Study Every Single Day
This entry is part 8 of 36 in the series Every Single Day

Homework every single day!? Yay! Let’s study every single day instead of only when there’s a test!

Cue soundtrack:

  1. Crickets.
  2. Screaming, joyful kids.

Hmm. Maybe soundtrack is screaming, joyful parents.

Wouldn’t it be wonderful if kids could understand or appreciate or care about (or any of those) something that we only appreciate later in life? Of course, this is nonsense because to understand something as an adult defines you as an adult. If you still think like a child, you may be, well, still a child.

What if I could clearly and simply and quickly explain how much easier it would be to study just a little bit every day rather than a lot on one day? What if I could prove that it would be:

  1. Easier,
  2. Faster,
  3. Shorter.

Not just one of those things, but all of those things? Wouldn’t that be awesome? I exclaim with quite the enthusiasm. But somewhere the importance of the meaning gets lost in translation. Did they not quite get the easier, faster and shorter bits? Should we throw in that the total amount of time studying will actually be less (and produce more) than if they cram the night before?

Rational & Logical

Oops, I forgot. That would all be rational and logical.
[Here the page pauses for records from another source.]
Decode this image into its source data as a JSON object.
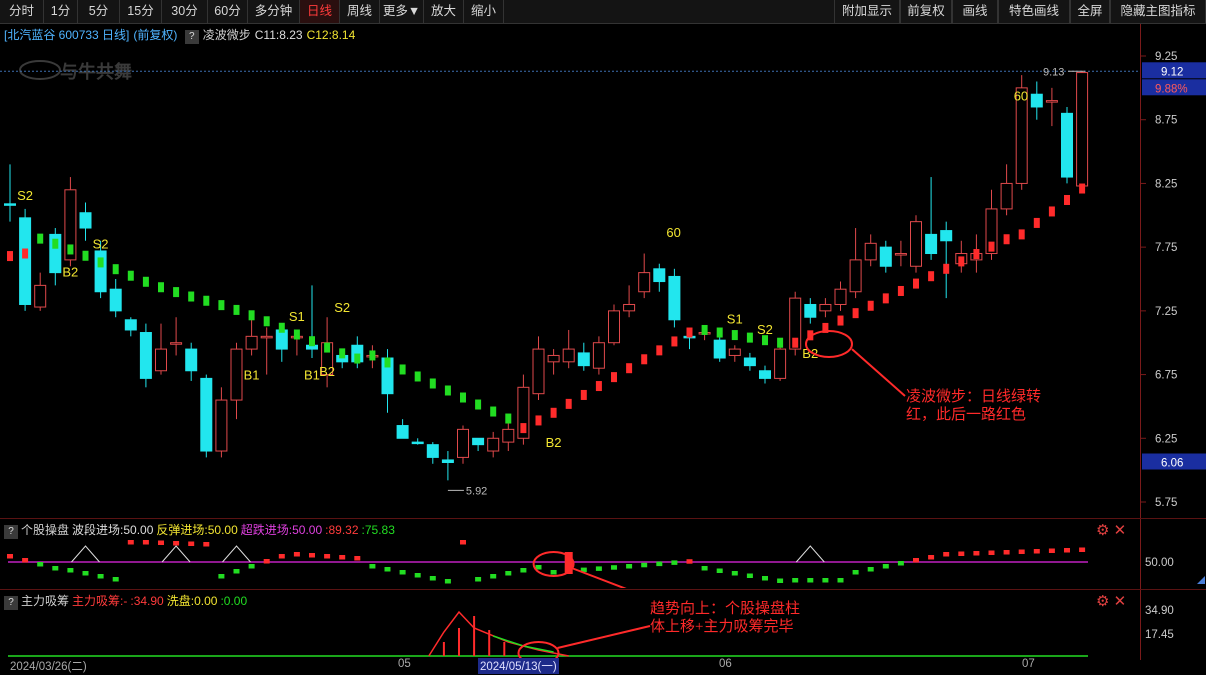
{
  "toolbar": {
    "left": [
      "分时",
      "1分",
      "5分",
      "15分",
      "30分",
      "60分",
      "多分钟",
      "日线",
      "周线",
      "更多▼",
      "放大",
      "缩小"
    ],
    "right": [
      "附加显示",
      "前复权",
      "画线",
      "特色画线",
      "全屏",
      "隐藏主图指标"
    ],
    "active": "日线"
  },
  "main_info": {
    "stock": "[北汽蓝谷 600733 日线]",
    "adjust": "(前复权)",
    "qmark": "?",
    "indicator": "凌波微步",
    "c11": "C11:8.23",
    "c12": "C12:8.14"
  },
  "watermark": "与牛共舞",
  "price_axis": {
    "ticks": [
      "9.25",
      "8.75",
      "8.25",
      "7.75",
      "7.25",
      "6.75",
      "6.25",
      "5.75"
    ],
    "high_label": "9.12",
    "pct_label": "9.88%",
    "current_label": "6.06",
    "high_marker": "9.13",
    "low_marker": "5.92"
  },
  "candle_labels": [
    {
      "text": "S2"
    },
    {
      "text": "B2"
    },
    {
      "text": "S2"
    },
    {
      "text": "B1"
    },
    {
      "text": "S1"
    },
    {
      "text": "B1"
    },
    {
      "text": "B2"
    },
    {
      "text": "S2"
    },
    {
      "text": "B2"
    },
    {
      "text": "60"
    },
    {
      "text": "S1"
    },
    {
      "text": "S2"
    },
    {
      "text": "B2"
    },
    {
      "text": "60"
    }
  ],
  "sub1_info": {
    "qmark": "?",
    "name": "个股操盘",
    "a": "波段进场:50.00",
    "b": "反弹进场:50.00",
    "c": "超跌进场:50.00",
    "d": ":89.32",
    "e": ":75.83",
    "level": "50.00"
  },
  "sub2_info": {
    "qmark": "?",
    "name": "主力吸筹",
    "a": "主力吸筹:-",
    "b": ":34.90",
    "c": "洗盘:0.00",
    "d": ":0.00",
    "tick_high": "34.90",
    "tick_mid": "17.45"
  },
  "panel_icons": {
    "gear": "gear-icon",
    "close": "close-icon"
  },
  "dates": [
    "2024/03/26(二)",
    "05",
    "2024/05/13(一)",
    "06",
    "07"
  ],
  "annotations": {
    "a1_line1": "凌波微步：日线绿转",
    "a1_line2": "红，此后一路红色",
    "a2_line1": "趋势向上：个股操盘柱",
    "a2_line2": "体上移+主力吸筹完毕"
  },
  "colors": {
    "up": "#ff2b2b",
    "down": "#22e6ee",
    "green": "#22dd22",
    "annotation": "#ff2a2a",
    "label": "#f2e531"
  },
  "chart_data": {
    "type": "candlestick",
    "period": "daily",
    "ylim": [
      5.75,
      9.25
    ],
    "candles": [
      {
        "o": 8.09,
        "c": 8.09,
        "h": 8.4,
        "l": 7.95
      },
      {
        "o": 7.98,
        "c": 7.3,
        "h": 8.05,
        "l": 7.25
      },
      {
        "o": 7.28,
        "c": 7.45,
        "h": 7.55,
        "l": 7.25
      },
      {
        "o": 7.85,
        "c": 7.55,
        "h": 7.9,
        "l": 7.45
      },
      {
        "o": 7.65,
        "c": 8.2,
        "h": 8.3,
        "l": 7.6
      },
      {
        "o": 8.02,
        "c": 7.9,
        "h": 8.1,
        "l": 7.8
      },
      {
        "o": 7.72,
        "c": 7.4,
        "h": 7.8,
        "l": 7.35
      },
      {
        "o": 7.42,
        "c": 7.25,
        "h": 7.5,
        "l": 7.2
      },
      {
        "o": 7.18,
        "c": 7.1,
        "h": 7.2,
        "l": 7.05
      },
      {
        "o": 7.08,
        "c": 6.72,
        "h": 7.15,
        "l": 6.65
      },
      {
        "o": 6.78,
        "c": 6.95,
        "h": 7.15,
        "l": 6.75
      },
      {
        "o": 7.0,
        "c": 7.0,
        "h": 7.2,
        "l": 6.9
      },
      {
        "o": 6.95,
        "c": 6.78,
        "h": 7.0,
        "l": 6.7
      },
      {
        "o": 6.72,
        "c": 6.15,
        "h": 6.75,
        "l": 6.1
      },
      {
        "o": 6.15,
        "c": 6.55,
        "h": 6.65,
        "l": 6.1
      },
      {
        "o": 6.55,
        "c": 6.95,
        "h": 7.0,
        "l": 6.4
      },
      {
        "o": 6.95,
        "c": 7.05,
        "h": 7.2,
        "l": 6.9
      },
      {
        "o": 7.05,
        "c": 7.05,
        "h": 7.12,
        "l": 6.75
      },
      {
        "o": 7.1,
        "c": 6.95,
        "h": 7.15,
        "l": 6.85
      },
      {
        "o": 7.05,
        "c": 7.05,
        "h": 7.1,
        "l": 6.9
      },
      {
        "o": 6.98,
        "c": 6.95,
        "h": 7.45,
        "l": 6.88
      },
      {
        "o": 6.75,
        "c": 7.0,
        "h": 7.2,
        "l": 6.65
      },
      {
        "o": 6.9,
        "c": 6.85,
        "h": 6.95,
        "l": 6.8
      },
      {
        "o": 6.98,
        "c": 6.85,
        "h": 7.05,
        "l": 6.8
      },
      {
        "o": 6.9,
        "c": 6.9,
        "h": 6.98,
        "l": 6.8
      },
      {
        "o": 6.88,
        "c": 6.6,
        "h": 6.95,
        "l": 6.45
      },
      {
        "o": 6.35,
        "c": 6.25,
        "h": 6.4,
        "l": 6.25
      },
      {
        "o": 6.22,
        "c": 6.22,
        "h": 6.25,
        "l": 6.2
      },
      {
        "o": 6.2,
        "c": 6.1,
        "h": 6.22,
        "l": 6.05
      },
      {
        "o": 6.08,
        "c": 6.06,
        "h": 6.15,
        "l": 5.92
      },
      {
        "o": 6.1,
        "c": 6.32,
        "h": 6.35,
        "l": 6.05
      },
      {
        "o": 6.25,
        "c": 6.2,
        "h": 6.25,
        "l": 6.15
      },
      {
        "o": 6.15,
        "c": 6.25,
        "h": 6.3,
        "l": 6.1
      },
      {
        "o": 6.22,
        "c": 6.32,
        "h": 6.4,
        "l": 6.15
      },
      {
        "o": 6.25,
        "c": 6.65,
        "h": 6.75,
        "l": 6.2
      },
      {
        "o": 6.6,
        "c": 6.95,
        "h": 7.05,
        "l": 6.55
      },
      {
        "o": 6.85,
        "c": 6.9,
        "h": 6.95,
        "l": 6.75
      },
      {
        "o": 6.85,
        "c": 6.95,
        "h": 7.1,
        "l": 6.8
      },
      {
        "o": 6.92,
        "c": 6.82,
        "h": 7.0,
        "l": 6.78
      },
      {
        "o": 6.8,
        "c": 7.0,
        "h": 7.05,
        "l": 6.75
      },
      {
        "o": 7.0,
        "c": 7.25,
        "h": 7.3,
        "l": 6.98
      },
      {
        "o": 7.25,
        "c": 7.3,
        "h": 7.45,
        "l": 7.2
      },
      {
        "o": 7.4,
        "c": 7.55,
        "h": 7.7,
        "l": 7.35
      },
      {
        "o": 7.58,
        "c": 7.48,
        "h": 7.62,
        "l": 7.4
      },
      {
        "o": 7.52,
        "c": 7.18,
        "h": 7.58,
        "l": 7.12
      },
      {
        "o": 7.05,
        "c": 7.05,
        "h": 7.08,
        "l": 6.95
      },
      {
        "o": 7.08,
        "c": 7.08,
        "h": 7.12,
        "l": 7.02
      },
      {
        "o": 7.02,
        "c": 6.88,
        "h": 7.05,
        "l": 6.85
      },
      {
        "o": 6.9,
        "c": 6.95,
        "h": 6.98,
        "l": 6.85
      },
      {
        "o": 6.88,
        "c": 6.82,
        "h": 6.92,
        "l": 6.78
      },
      {
        "o": 6.78,
        "c": 6.72,
        "h": 6.82,
        "l": 6.68
      },
      {
        "o": 6.72,
        "c": 6.95,
        "h": 7.0,
        "l": 6.7
      },
      {
        "o": 6.95,
        "c": 7.35,
        "h": 7.4,
        "l": 6.9
      },
      {
        "o": 7.3,
        "c": 7.2,
        "h": 7.35,
        "l": 7.15
      },
      {
        "o": 7.25,
        "c": 7.3,
        "h": 7.35,
        "l": 7.2
      },
      {
        "o": 7.3,
        "c": 7.42,
        "h": 7.48,
        "l": 7.25
      },
      {
        "o": 7.4,
        "c": 7.65,
        "h": 7.9,
        "l": 7.35
      },
      {
        "o": 7.65,
        "c": 7.78,
        "h": 7.85,
        "l": 7.6
      },
      {
        "o": 7.75,
        "c": 7.6,
        "h": 7.8,
        "l": 7.55
      },
      {
        "o": 7.7,
        "c": 7.7,
        "h": 7.8,
        "l": 7.6
      },
      {
        "o": 7.6,
        "c": 7.95,
        "h": 8.0,
        "l": 7.55
      },
      {
        "o": 7.85,
        "c": 7.7,
        "h": 8.3,
        "l": 7.65
      },
      {
        "o": 7.88,
        "c": 7.8,
        "h": 7.95,
        "l": 7.35
      },
      {
        "o": 7.62,
        "c": 7.7,
        "h": 7.8,
        "l": 7.55
      },
      {
        "o": 7.65,
        "c": 7.7,
        "h": 7.85,
        "l": 7.55
      },
      {
        "o": 7.7,
        "c": 8.05,
        "h": 8.2,
        "l": 7.65
      },
      {
        "o": 8.05,
        "c": 8.25,
        "h": 8.4,
        "l": 8.0
      },
      {
        "o": 8.25,
        "c": 9.0,
        "h": 9.1,
        "l": 8.2
      },
      {
        "o": 8.95,
        "c": 8.85,
        "h": 9.05,
        "l": 8.75
      },
      {
        "o": 8.9,
        "c": 8.9,
        "h": 9.0,
        "l": 8.7
      },
      {
        "o": 8.8,
        "c": 8.3,
        "h": 8.85,
        "l": 8.25
      },
      {
        "o": 8.23,
        "c": 9.12,
        "h": 9.13,
        "l": 8.2
      }
    ],
    "dates_shown": [
      "2024/03/26(二)",
      "05",
      "2024/05/13(一)",
      "06",
      "07"
    ]
  }
}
rational: having or exercising reason, sound judgment, or good sense

Yeah, there’s that.

What if I, Every Single Day (have you noticed a theme?), let them know what could be? Would it eventually sink in? I know they can hear. I know they pretend to not listen, but the words enter into the eardrums and they vibrate and there is translation from the audio waves to the brain and things happen in there. Just not on a reoccurring basis. In fact, they tend to happen once a week. Usually on Sunday nights.

If that wasn’t enough:

  • Why Cramming Fails and Study Plans Succeed by Lisa League for Q Practice. By cramming, you will only retain 20% of the information.
  • 5 Ways Kids Use Working Memory to Learn by Amanda Morin for Understood. Being able to solve math problems depends on a number of skills that build on one another like building blocks. The block at the bottom—the most important one in the stack—is the ability to recognize and reproduce patterns. It’s the foundation for the next block: seeing patterns in numbers in order to solve and remember basic math facts.
  • How to improve attention problems and learning difficulties in kids by Gwen Dewar, Ph.D. for Parenting Science. We can’t equate working memory with overall intelligence. For instance, working memory isn’t the same thing as IQ.